The Albemarle County Board of Supervisors voted 5-1 to send a resolution to the Virginia Department of Transportation affirming the community’s backing of a plan known as Route 29 Solutions. The plan will improve the way traffic flows along one of the most congested areas of the busy north-west corridor.

At a price tag of roughly $230 million, Route 29 Solutions is actually a package containing multiple alterations to the areas of Route 29 just north of the University, which include extensions of Berkmar and Hillsdale Drives and a Rio Road interchange, as well as the addition of lanes and a Best Buy ramp. Missing from the resolution is the contentious and long-debated Western Bypass, which led to Rivanna District Supervisor Ken Boyd’s sole dissenting vote.
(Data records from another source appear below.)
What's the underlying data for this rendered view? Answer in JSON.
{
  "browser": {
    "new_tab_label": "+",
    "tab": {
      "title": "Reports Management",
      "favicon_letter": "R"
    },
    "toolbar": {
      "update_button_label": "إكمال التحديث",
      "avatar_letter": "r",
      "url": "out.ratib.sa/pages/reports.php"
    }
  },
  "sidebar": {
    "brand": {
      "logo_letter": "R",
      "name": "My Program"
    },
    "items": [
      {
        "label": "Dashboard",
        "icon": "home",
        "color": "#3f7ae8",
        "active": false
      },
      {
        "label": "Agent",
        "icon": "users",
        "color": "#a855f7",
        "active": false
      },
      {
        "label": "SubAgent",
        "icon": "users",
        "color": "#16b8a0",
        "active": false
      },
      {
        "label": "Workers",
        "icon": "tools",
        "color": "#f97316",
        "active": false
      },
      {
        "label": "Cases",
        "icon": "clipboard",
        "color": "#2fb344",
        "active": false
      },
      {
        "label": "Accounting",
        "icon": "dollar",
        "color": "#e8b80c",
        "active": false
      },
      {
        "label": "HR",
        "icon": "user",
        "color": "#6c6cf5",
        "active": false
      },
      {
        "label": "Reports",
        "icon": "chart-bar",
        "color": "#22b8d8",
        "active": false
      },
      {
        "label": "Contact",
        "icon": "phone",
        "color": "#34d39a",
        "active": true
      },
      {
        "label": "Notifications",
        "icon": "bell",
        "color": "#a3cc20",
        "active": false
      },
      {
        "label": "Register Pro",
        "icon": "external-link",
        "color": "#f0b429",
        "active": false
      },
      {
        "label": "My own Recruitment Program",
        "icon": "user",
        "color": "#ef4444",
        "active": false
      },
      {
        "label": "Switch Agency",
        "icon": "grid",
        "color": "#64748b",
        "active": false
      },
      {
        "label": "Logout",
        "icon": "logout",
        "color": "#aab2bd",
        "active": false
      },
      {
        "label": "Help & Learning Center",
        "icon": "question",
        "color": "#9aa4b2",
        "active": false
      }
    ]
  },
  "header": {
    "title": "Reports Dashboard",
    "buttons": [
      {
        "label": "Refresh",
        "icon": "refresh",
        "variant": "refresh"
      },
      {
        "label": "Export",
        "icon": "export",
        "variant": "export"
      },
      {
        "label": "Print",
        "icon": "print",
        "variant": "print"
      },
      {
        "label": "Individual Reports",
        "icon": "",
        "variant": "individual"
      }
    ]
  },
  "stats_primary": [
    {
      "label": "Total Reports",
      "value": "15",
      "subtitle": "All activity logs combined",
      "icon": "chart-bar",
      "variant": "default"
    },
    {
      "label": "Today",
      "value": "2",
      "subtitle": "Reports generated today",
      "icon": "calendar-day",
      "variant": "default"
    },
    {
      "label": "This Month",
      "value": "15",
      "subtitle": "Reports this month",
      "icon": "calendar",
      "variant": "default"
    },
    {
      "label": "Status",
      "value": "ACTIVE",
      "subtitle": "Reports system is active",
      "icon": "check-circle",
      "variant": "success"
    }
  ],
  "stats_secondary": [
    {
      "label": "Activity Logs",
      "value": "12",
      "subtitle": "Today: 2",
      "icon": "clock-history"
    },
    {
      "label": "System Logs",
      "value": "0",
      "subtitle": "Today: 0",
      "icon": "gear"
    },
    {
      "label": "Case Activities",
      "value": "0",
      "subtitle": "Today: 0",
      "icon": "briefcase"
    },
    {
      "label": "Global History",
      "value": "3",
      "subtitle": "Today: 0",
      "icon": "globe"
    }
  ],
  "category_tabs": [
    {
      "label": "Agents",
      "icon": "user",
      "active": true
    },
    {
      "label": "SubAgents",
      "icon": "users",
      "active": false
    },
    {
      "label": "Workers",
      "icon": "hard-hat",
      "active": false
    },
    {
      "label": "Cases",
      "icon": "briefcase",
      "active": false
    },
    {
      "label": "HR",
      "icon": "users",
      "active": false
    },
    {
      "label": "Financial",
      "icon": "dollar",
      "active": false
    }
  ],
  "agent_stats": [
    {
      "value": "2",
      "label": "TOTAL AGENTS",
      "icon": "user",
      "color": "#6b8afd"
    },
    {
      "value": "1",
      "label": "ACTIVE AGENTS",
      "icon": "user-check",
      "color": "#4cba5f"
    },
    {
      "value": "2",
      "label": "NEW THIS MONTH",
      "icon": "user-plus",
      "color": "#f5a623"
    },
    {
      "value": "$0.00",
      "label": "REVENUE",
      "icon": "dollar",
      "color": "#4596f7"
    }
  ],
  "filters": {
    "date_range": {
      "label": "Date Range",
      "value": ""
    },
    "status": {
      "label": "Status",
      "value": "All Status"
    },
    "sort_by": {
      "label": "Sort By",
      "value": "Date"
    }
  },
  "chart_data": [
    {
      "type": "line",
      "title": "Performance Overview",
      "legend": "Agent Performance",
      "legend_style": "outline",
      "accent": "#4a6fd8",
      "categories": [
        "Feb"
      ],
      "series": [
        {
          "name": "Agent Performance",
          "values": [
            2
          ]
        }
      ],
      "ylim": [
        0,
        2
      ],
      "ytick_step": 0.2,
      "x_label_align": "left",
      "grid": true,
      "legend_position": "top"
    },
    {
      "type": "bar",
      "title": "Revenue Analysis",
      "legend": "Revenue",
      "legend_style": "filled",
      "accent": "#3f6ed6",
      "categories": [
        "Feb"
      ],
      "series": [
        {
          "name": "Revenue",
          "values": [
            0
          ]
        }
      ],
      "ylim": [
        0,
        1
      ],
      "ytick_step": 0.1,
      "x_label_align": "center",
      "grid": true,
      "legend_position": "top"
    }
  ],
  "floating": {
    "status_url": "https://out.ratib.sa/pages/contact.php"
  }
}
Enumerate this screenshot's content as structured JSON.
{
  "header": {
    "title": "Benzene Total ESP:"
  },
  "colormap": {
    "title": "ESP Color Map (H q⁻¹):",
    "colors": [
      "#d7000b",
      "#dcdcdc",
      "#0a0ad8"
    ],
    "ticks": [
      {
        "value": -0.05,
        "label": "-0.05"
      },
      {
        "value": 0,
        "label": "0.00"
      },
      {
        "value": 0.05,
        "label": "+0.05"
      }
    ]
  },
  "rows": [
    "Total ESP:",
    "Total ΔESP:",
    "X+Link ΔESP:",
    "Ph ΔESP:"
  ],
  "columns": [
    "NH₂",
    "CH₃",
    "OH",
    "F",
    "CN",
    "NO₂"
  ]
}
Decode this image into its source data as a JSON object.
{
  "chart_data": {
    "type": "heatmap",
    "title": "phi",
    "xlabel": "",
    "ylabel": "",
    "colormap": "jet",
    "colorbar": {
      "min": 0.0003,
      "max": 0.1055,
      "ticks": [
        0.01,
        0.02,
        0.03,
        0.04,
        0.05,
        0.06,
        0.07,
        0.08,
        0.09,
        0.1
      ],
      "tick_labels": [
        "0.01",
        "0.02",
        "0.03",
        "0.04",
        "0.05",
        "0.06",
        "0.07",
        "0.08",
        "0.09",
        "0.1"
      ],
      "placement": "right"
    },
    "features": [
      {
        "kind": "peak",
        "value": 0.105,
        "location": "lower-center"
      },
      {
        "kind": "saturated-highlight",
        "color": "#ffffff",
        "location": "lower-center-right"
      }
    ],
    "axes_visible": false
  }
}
Boyd, who originally brought the proposal to the Board, expressed his dismay at the removal of the bypass in the final proposal, which he dismissed as a “cheer” from the the board to VDOT. Citing a Weldon Cooper Center poll, Boyd said the community was actually overwhelmingly in favor of a bypass.

According to the survey, nearly 70 percent of respondents considered the bypass a necessity. Boyd said the advice of the community-led advisory committee to the Board went unheeded.

“There was no input from the community,” he said.

Boyd, who said his colleagues voted “for an expressway instead of a bypass,” added that the latest proposal removes two lights from Route 29 instead of the 13 that would be removed by rerouting the road. According to Boyd, the Western Bypass would help businesses and divert heavy truck traffic — all at the same cost to the taxpayers as the altered proposal adopted this week.

“Charlottesville and Gainesville are the only two cities on 29 that do not have a bypass,” he said.

Rio District Supervisor Brad Sheffield, who voted in favor of the proposal, said the community had a large voice in crafting the proposal and VDOT would have very little discretion on the bigger aspects of the proposal.

“When it comes down to the specifics of the construction, it’s in VDOT’s hands, but [road] alignment is a local decision,” Sheffield said. “Major aspects of projects still have to go through public hearings and be decided on a local level.”

Sheffield said there was no doubt traffic levels along the US 29 corridor are on the rise, but he did not think a bypass was a viable solution. He said more accidents, increased safety concerns, growth in population and expanding commercial development of the county were problems best addressed with a scalpel rather than the more cumbersome bypass approach.

“The best way to frame it is that when the federal government passed down its review of the Western Bypass, it found it was no longer meeting the needs of the community, so VDOT had to reexamine the projects to help with congestion,” he said.

Sheffield said the no-excuses, targeted end date for the project is fall 2017.